En s’affranchissant de l’architecture des GPU, Ampere Computing a donc conçu, pour la phase de fonctionnement d’une IA, un microprocesseur qui affiche un rendement deux à cinq fois supérieur aux GPU du leader, Nvidia.
Au final, c’est toute une chaîne de fonctionnement qui va devoir être améliorée. Le but : « faire travailler ensemble ceux qui conçoivent les modèles, ceux qui en déclinent l’exécution informatique et les concepteurs des microprocesseurs optimisés pour cet usage », explique Cédric Auliac, qui dirige le programme IA à la direction de la recherche technologique du CEA (Commissariat à l’énergie atomique).
C’est aussi le point de vue de François Terrier, l’un des trois directeurs de l’ambitieux projet français baptisé « PEPR-IA » (Programme et équipements prioritaires de recherche pour l’IA). Réunissant l’Inria, le CNRS et le CEA, ce projet doté de 73 millions d’euros par l’Etat français réunit 9 programmes de recherche sur l’IA. « Il va au moins falloir multiplier par 1.000 l’efficacité énergétique des IA génératives », prévient le chercheur.

La France bien positionnée
Sur ce chemin, le programme du PEPR-IA baptisé « Holigrail » vise par exemple à « améliorer le codage des milliards de paramètres d’un réseau de neurones, un peu comme le MP3 a compressé les fichiers musicaux », explique François Terrier. A ce stade, les chercheurs arrivent couramment à diviser par dix la complexité. D’autres recherches sont menées, sur le matériel, pour utiliser des réseaux de neurones génériques, en adaptant uniquement leurs dernières « couches » en fonction de la tâche à accomplir – de quoi multiplier par 1.000 l’efficacité énergétique dans la recherche d’images.

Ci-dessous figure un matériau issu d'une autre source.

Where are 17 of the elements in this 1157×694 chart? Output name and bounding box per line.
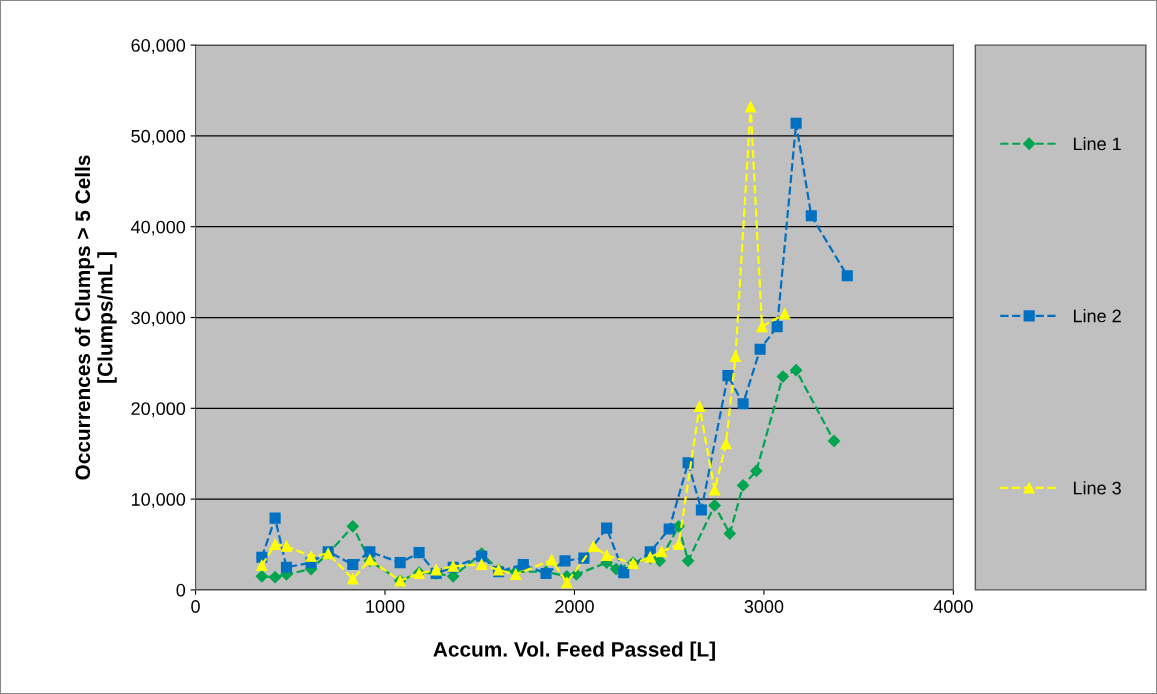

Dans cette quête de frugalité, les modèles « open source », qui permettent de rendre accessible le code d’un programme, ont le vent en poupe. En mutualisant les efforts, ils permettent de capitaliser sur les innovations déjà établies pour les adapter à un contexte précis, sans repartir de zéro. Cette approche peut aussi permettre à une entreprise de faire tourner une IA sur sa propre infrastructure informatique, sans mobiliser des serveurs lointains.

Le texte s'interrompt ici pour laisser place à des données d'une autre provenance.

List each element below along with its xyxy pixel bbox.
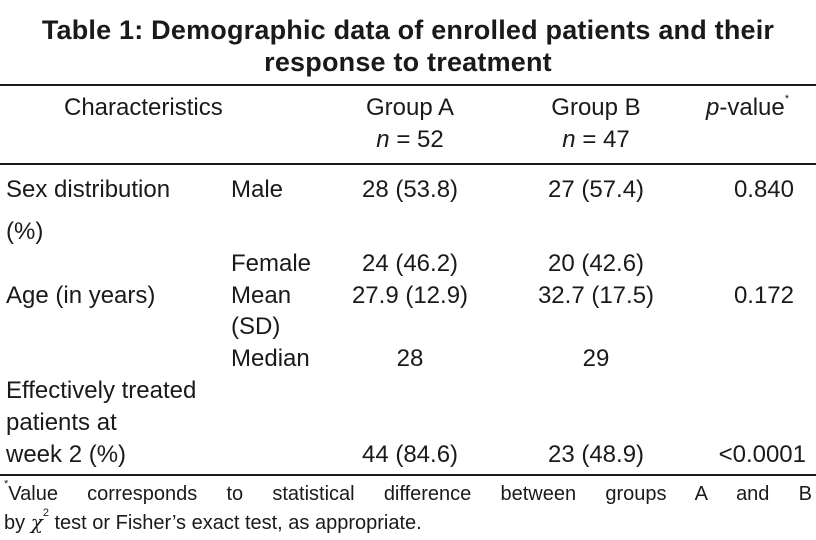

A plus long terme, les réflexions et les recherches ne manquent pas, notamment pour s’inspirer du fonctionnement du cerveau, véritable sommet d’efficacité énergétique – il consomme « en moyenne 20 watts, contre 700 watts pour un GPU », résume Cédric Auliac.

La crainte d’un « effet rebond »
Stratégiquement, ajoute François Terrier, « la France a une carte à jouer, forte notamment de son école de mathématiques qui parvient à travailler avec les informaticiens sur ce sujet, le PEPR-IA en étant une illustration ». Première au monde dans cette démarche, l’Association française de normalisation (Afnor) vient de publier un référentiel permettant d’évaluer la frugalité d’une IA. Pour François Terrier, « la bataille sur le marché de l’IA industrielle n’a pas démarré et nous avons encore l’opportunité de prendre de l’avance sur les enjeux de frugalité et de confiance qui y sont associés ».
Reste une sourde inquiétude : ce que les économistes appellent « l’effet rebond ». Les technologies plus économes en train d’être élaborées, plutôt que de rendre l’IA moins vorace, risquent surtout de banaliser son utilisation jusque dans le moindre téléphone. Comme l’explique un scientifique, « certains chercheurs se refusent à utiliser Chat GPT par conviction écologique, mais redoutent d’être en train de mettre au point les technologies qui contribueront en fait à l’accélérer ».